Right from the start, I am a huge fan of the philosophy where you reward the behavior you want repeated. Positive recognition is one of the best tools as a parent and as a supervisor. However, we all know that when we are constantly receiving praise for the smallest things, it cheapens the meaning behind it and becomes expected.

Positive recognition helped my daughter sleep through the night, it was pivotal to her getting potty trained, and the tactic we used on our son. However, I still don’t give her an M&M every time she goes on the big girl potty now that she is six.

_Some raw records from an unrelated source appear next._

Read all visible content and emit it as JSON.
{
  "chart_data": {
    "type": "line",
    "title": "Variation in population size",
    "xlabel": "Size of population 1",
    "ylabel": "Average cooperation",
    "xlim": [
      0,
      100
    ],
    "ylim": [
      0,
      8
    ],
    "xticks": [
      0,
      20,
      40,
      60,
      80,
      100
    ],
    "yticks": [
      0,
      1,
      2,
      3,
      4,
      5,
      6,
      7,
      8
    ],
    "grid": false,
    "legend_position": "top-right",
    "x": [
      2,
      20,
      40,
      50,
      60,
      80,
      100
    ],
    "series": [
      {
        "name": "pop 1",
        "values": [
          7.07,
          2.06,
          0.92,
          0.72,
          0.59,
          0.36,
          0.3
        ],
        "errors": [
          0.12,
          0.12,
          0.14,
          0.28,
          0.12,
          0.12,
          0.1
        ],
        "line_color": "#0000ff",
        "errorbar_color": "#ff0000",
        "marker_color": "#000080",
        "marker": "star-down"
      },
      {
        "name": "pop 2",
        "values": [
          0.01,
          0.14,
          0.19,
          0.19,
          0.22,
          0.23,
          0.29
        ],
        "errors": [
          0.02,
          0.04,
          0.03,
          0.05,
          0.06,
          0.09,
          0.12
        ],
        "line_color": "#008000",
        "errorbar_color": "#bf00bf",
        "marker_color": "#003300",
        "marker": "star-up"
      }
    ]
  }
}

We need to make sure the praise and recognition match the accomplishment and the child. There comes a point when they are no longer motivated by the reward. Or worse, there comes a point when they can’t do anything without getting something in return.

For my kids, we laid out our expectations and told them what needed to be done. This started with them from the very beginning and we have kept it going. In preschool my daughter was given age appropriate chores and coached through them. She was to make her bed on a daily basis, and it was pretty rough in the beginning. Certainly no Pottery Barn catalogue would have featured her room, but we praised her for the work she did and slowly helped her improve the technique.

This is just a small example of how we can improve as parents. We need to give praise for the good things our children are doing but also coach them to do something more. I have no problem telling my child when her artwork is not as good as it could be. I can tell when she tries to do well and when she just scribbles. She actually appreciates when I tell her my true thoughts. She has been taught to receive criticism and get better from it. We aren’t teaching her to be a punching bag and just take a bunch of negativity, there is a difference between feedback and a beat down.

We need to reward the right behaviors. When they do something they truly struggled to learn or tried something new, that is worthy of praise. When they simply so something they should be doing, that is not a major praise event. Be willing to offer praise and reward those things we value, but also be willing to offer feedback to correct or better their behaviors.